Our study confirmed the poor likelihood of awakening in patients who remained comatose after cardiac arrest, as 80% of our patients never regained consciousness. This result is consistent with results of previous studies that included only patients who remained unconscious 24 hours after cardiac arrest [2, 3, 5, 8, 17, 30].

We found that 51% of patients had no early cortical responses to SSEPs, in agreement with previous reports [5, 8, 17, 30]. Furthermore, the presence of early cortical responses to SSEPs was a poor predictor of a favorable outcome as previously reported [4, 5, 8]; indeed, only 40% (13/32) of our patients with a favorable result of SSEPs made a good recovery.

Because the results of SSEPs demonstrate 100% specificity as a predictor of poor outcome in half of patients in coma patients after a cardiac arrest [1, 5, 8, 1217], we wanted to identify predictors of unfavorable SSEP result as potential substitutes for SSEPs, in settings without access to SSEPs. At day three, we identified a score (≥ 88.5 points) based on factors that were independently associated with an unfavorable SSEP results (Table 2) with 100% positive predictive value but low sensitivity (18%). In clinical practice, this score could allow early identification of a subgroup of irrecoverable patients for whom continued intensive care could be considered futile. In contrast, the scores with the highest specificity and sensitivity at days one and three could allow early identification of a large fraction of patients with unfavorable SSEPs results. However, the high false positive rate of these scores limits their use as potential substitutes for SSEPs, particularly when considering early withdrawal of intensive treatment.

Regarding poor neurological outcome, the score (Table 2) at day one and day three predicted death or vegetative state with 100% of specificity in one-quarter of our patients, suggesting that a definitive pejorative prognosis could be established early in a subset of patients for whom intensive treatment could be withdrawn. These scores combining simple clinical signs and EEG patterns, had a lower sensitivity than an unfavourable result of SSEPs alone. However, in patients with a favourable result of SSEPs, this scoring system could help in the identification of a subgroup of irrevocable patients.
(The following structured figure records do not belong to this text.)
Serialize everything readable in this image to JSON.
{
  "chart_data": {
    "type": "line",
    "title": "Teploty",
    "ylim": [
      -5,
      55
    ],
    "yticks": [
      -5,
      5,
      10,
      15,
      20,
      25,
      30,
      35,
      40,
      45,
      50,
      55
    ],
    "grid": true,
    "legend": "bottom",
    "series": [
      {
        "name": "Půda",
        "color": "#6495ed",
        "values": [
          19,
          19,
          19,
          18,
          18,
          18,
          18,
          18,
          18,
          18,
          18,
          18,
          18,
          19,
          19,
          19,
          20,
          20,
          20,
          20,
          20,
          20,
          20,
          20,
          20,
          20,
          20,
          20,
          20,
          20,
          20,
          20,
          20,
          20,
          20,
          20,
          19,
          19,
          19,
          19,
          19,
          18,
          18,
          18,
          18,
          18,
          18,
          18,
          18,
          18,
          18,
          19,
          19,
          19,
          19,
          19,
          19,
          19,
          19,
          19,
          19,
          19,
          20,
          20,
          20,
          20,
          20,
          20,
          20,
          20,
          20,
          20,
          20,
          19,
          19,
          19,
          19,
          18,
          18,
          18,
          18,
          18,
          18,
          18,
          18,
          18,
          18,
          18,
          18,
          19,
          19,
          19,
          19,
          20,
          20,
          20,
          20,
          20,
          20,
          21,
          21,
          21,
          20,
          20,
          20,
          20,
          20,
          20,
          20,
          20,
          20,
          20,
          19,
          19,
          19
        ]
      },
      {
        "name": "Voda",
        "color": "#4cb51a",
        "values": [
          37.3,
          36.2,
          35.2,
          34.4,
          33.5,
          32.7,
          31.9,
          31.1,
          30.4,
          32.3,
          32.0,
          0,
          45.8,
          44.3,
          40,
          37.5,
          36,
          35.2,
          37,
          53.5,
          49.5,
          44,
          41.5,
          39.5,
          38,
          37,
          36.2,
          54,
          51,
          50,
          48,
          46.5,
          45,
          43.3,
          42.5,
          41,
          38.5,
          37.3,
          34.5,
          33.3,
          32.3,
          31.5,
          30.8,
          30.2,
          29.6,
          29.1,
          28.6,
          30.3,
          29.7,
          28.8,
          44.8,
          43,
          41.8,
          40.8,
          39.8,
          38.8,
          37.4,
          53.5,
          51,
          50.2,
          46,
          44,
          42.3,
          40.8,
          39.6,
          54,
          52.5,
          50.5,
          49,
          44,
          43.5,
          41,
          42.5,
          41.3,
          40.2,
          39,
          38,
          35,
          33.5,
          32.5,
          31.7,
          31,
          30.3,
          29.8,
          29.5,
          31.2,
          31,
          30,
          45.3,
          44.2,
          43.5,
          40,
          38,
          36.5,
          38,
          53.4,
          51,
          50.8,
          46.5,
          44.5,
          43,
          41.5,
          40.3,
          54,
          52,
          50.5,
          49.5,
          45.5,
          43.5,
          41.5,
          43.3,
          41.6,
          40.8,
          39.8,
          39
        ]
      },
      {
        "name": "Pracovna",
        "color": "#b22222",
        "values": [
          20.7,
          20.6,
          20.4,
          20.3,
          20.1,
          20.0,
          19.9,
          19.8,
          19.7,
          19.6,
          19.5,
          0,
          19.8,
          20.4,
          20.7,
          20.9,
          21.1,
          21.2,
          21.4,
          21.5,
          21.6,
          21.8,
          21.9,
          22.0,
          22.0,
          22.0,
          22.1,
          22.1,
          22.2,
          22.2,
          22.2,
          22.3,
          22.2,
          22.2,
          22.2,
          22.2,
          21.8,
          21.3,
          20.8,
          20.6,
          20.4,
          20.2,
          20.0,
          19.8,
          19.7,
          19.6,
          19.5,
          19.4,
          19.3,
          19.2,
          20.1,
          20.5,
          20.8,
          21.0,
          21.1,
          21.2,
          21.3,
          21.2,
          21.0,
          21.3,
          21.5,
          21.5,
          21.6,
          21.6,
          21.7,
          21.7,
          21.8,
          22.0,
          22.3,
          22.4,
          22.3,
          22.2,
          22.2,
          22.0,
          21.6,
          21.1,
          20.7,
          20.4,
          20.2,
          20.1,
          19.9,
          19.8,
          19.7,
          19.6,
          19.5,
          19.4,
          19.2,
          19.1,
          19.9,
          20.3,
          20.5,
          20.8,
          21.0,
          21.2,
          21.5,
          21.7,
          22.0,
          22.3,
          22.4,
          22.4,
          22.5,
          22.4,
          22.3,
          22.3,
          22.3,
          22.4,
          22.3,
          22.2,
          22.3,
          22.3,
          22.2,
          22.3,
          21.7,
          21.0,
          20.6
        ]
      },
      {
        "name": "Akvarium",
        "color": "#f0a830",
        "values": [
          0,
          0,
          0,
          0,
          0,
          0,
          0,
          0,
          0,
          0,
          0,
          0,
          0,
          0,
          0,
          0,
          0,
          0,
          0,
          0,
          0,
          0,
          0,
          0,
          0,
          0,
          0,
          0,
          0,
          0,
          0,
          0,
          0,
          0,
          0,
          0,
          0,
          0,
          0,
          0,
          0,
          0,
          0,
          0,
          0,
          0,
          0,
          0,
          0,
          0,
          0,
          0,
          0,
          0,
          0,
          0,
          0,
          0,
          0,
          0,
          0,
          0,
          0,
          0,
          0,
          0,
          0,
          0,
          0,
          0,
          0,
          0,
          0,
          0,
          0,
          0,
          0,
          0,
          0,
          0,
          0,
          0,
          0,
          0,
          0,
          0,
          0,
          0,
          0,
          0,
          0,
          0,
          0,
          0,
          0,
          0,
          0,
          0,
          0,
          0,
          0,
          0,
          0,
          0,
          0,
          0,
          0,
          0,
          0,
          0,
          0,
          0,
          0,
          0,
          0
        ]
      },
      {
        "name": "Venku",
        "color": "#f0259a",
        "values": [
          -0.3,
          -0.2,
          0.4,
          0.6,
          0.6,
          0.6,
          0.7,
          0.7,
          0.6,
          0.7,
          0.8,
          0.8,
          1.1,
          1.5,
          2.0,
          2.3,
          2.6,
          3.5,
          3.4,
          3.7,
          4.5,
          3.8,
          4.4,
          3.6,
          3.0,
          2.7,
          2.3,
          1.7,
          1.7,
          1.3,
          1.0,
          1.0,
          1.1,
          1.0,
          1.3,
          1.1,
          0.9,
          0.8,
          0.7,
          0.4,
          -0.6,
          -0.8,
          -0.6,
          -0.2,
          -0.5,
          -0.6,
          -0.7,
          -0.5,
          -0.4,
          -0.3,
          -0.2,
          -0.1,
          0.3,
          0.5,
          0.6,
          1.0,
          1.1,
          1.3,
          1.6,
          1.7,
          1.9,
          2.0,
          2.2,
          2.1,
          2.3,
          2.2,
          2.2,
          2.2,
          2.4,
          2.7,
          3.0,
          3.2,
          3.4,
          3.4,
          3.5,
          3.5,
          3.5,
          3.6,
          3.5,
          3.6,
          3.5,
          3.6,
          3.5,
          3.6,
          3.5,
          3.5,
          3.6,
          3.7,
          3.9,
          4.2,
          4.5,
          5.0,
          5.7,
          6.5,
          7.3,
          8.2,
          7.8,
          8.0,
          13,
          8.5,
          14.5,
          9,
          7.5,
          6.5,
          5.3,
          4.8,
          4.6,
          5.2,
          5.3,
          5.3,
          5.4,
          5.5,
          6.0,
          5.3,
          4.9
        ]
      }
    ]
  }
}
However, the retrospective, single-center design of this study and the relatively small number of patients studied could limit the interpretation and the clinical relevance of our data. Another aspect that could limit the applicability of these data is that early withdrawal of treatment for patients with poor prognoses could result in a self-fulfilling prophesy of poor outcome. However, all of our patients were actively supported at least until SSEPs were assessed, and only a lack of bilateral cortical responses to SSEPs led to active care withdrawal.

Conclusion

We developed a scoring system based on a combination of early clinical and EEG factors that predicts with certainty an unfavorable result of SSEPs or a poor neurological outcome with a great accuracy in a subset of comatose survivors after a cardiac arrest. This scoring system had a lower sensitivity than an unfavourable result of SSEPs alone to predict death or vegetative state. However, this scoring system could assist clinicians, in settings without access SSEPs or when an early cortical response (N20) to SSEPs is present, in the early identification of a subgroup of irrecoverable patients for whom intensive treatment could be regarded futile and only palliative care could be given. This strategy needs to be confirmed by larger prospective trials.